Николай Смирнов, тогда очеркист «Известий», позднее писатель и критик, в воспоминаниях о Л. Рейснер, говорит: «Мне, кроме редакции «Известий», не раз приходилось встречаться с Л. М. в квартире В. П. Правдухина и Л. Н. Сейфуллиной, где в 1924 году часто собирались московские писатели. Здесь можно было увидеть и молодого крестьянского поэта, писавшего «гнедые стихи» о башкирских кобылицах, и солидную, похожую на институтскую классную даму Ольгу Форш, читавшую мужским баритоном антологические стихотворения, и цыгански смуглого М. М. Пришвина... а иногда звонкого Виктора Шкловского, самовлюбленно ронявшего свои «бисерные» афоризмы...

Ларису Михайловну можно было узнать по звонку — во всяком случае, Л. Н. Сейфуллина различала ее звонок безошибочно.

— Это Лариса, — говорила она, идя открывать дверь.

Лариса Михайловна и здесь, как всегда и везде, не могла сидеть спокойно: с кресла пересаживалась на диван, с дивана — к письменному столу, на котором лежала рукопись «Виринеи», написанная учительски строгим, широким сейфуллинским почерком».

Это была та естественная атмосфера, в которой рождалась и крепла дружба этих женщин, так характерно выразившаяся в письме от 12 января 1926 года.

«Бесценная моя Лариса Михайловна!

Я по-прежнему пламенею к Вам. Не отвечала на письмо, пребывала в состоянии небывалой тягчайшей хандры, навалившейся на меня нежданно. Все объяснилось «материалистически»: дурной обмен веществ. У меня началась сильная одышка, сердцебиенье и головные боли, ужасающая ночная тоска, после которой вставал тягостный день. Попала к умному врачу. Никаких лекарств, но изменить в первую очередь питанье. Есть ежедневно мясо, как питалась я по азиатской склонности к маханине, может разрешить себе только человек тяжелого физического труда. А при моих занятьях, вечном сиденье, невозможно — мясо, мясо и две чайных ложки никотина в день. После всяческих исследований доктор и назначил минеральную воду, определенное питанье, ходьбу, только десять папирос в день и запретил алкоголь. Я послушалась, и сейчас свежа, как «утро мая». Мне опять весело жить, хочу ездить, видеть друзей и врагов, шуметь и двигаться. И предложенье Харькова мне и Валерьяну приехать к ним — как нельзя кстати.

А когда я узнала, что возможно соединиться с Вами, то весьма легко для моего веса запрыгала. Так поднимает восторг! Поедем, Ясынька. Ведь мы же собирались вместе ездить. Поедем вместе. Срок от 7-го февраля до 15-го. Нам лучше к 4-му быть в Харькове. До этого, в начале февраля, мы будем в Москве. И двинемся в Харьков, вероятно, прямо из Москвы. Поедем, Лариса Михайловна, а? За последние три дня я острее обычного вспоминаю Вас и еще больше люблю. Приехала из Москвы Лашевич, расспрашивала о Вас, я разгорелась своими рассказами, и почти, каждый вечер в большом обществе о Вас декламирую. Мужики гибнут по-заочке, сохнут, бабы желтеют от зависти, ей-богу. И не подумайте, что мои рассказы вызывают одни плотские страсти, я не только о Вашей красоте, а больше о таланте распространяюсь.

Целую крепко, надеюсь, что поедем вместе в Харьков. Пожалуйста, айда! Привет Ек.(атерине) Алек.(сандровне) и всем Вашим, а К. Р. особо, с наскоком или с захлебом.

Л.  С е й ф у л л и н а».

В конце письма приписка, сделанная рукой В. Правдухина: «Привет и от меня и — зов «пламенеющий и жаркий». Едем, товарищ!»

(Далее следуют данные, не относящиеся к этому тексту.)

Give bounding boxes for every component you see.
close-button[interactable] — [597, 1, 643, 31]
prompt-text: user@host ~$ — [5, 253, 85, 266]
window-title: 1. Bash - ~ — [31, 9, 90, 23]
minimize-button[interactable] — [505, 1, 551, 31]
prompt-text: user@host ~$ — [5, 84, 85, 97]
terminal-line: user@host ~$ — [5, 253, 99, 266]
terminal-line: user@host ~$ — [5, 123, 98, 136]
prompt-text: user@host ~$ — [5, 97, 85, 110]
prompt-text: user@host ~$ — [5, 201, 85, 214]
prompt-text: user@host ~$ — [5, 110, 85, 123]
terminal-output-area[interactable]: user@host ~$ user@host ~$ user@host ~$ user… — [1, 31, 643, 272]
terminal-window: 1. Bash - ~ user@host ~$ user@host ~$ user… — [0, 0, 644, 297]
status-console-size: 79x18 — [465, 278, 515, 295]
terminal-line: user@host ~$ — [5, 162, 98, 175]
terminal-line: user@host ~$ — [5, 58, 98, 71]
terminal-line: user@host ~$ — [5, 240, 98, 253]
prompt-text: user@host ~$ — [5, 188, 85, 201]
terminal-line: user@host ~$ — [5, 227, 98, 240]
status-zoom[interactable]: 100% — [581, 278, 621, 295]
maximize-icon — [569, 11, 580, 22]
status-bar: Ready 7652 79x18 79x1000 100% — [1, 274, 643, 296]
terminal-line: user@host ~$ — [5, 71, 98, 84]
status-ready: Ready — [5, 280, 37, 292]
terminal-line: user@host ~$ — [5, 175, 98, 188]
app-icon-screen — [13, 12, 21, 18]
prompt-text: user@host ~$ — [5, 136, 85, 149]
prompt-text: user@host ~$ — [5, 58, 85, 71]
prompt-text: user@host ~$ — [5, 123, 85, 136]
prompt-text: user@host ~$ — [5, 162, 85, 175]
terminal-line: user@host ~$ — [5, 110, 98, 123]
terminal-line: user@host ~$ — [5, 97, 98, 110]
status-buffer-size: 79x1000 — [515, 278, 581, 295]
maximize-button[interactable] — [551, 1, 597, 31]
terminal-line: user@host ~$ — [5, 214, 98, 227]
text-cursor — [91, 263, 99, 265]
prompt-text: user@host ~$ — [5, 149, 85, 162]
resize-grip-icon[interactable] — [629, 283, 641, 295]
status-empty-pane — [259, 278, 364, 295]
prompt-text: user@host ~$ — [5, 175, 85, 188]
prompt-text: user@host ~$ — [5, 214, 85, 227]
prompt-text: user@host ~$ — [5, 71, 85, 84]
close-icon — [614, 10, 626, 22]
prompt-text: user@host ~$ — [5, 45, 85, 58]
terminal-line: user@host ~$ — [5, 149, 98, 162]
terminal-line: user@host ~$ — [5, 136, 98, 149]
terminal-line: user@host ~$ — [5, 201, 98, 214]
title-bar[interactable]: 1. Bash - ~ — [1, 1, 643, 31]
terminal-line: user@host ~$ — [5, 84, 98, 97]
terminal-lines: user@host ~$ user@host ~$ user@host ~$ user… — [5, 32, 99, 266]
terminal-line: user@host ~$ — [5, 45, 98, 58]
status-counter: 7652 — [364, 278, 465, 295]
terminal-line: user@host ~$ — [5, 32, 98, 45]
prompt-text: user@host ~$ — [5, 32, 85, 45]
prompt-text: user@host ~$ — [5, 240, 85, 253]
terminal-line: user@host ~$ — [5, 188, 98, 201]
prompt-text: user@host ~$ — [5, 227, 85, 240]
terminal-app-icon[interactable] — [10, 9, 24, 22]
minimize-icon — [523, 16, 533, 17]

Такие письма не сочиняются, а выплескиваются сердцем. И чем горячее оно, тем жарче любовь человеческая, дружба — искренняя и неутолимая, всегда красивая и счастливая.

Но это было последнее письмо, которое держала Л. Рейснер в руках, сопротивляясь тяжелой болезни, сковывавшей эту волевую женщину. И может быть, оно, это письмо, продлило на какое-то время жизнь человека, умевшего быть стойким даже в преддверии смерти. Жить ей оставалось меньше месяца.

9 февраля 1926 года Л. Рейснер не стало. Мятущаяся Сейфуллина не находила себе покоя и утешения. Она не могла смириться со смертью Ларисы Михайловны. Открывая потрепанный семейный альбом, где в беспорядке хранились фотографии, подолгу рассматривала то домашний снимок Рейснер за работой, то другую ее фотографию с сияющим лицом, какое видела на прогулке или в дружеской беседе. Не верилось, что нет рядом дорогого не только сознанию, но сердцу человека. Лидия Николаевна тасовала в памяти воспоминания, которые преследовали ее долго, пока в годовщину смерти они не вылились в очерк «Лариса Рейснер», очерк по тональности своей похожий на реквием. «Она была очень хороша собой и всегда казалась нарядно одетой, потому что не выносила неряшливости и безвкусья ни в чем. Она говорила: «Надо уважать людей и стараться для них».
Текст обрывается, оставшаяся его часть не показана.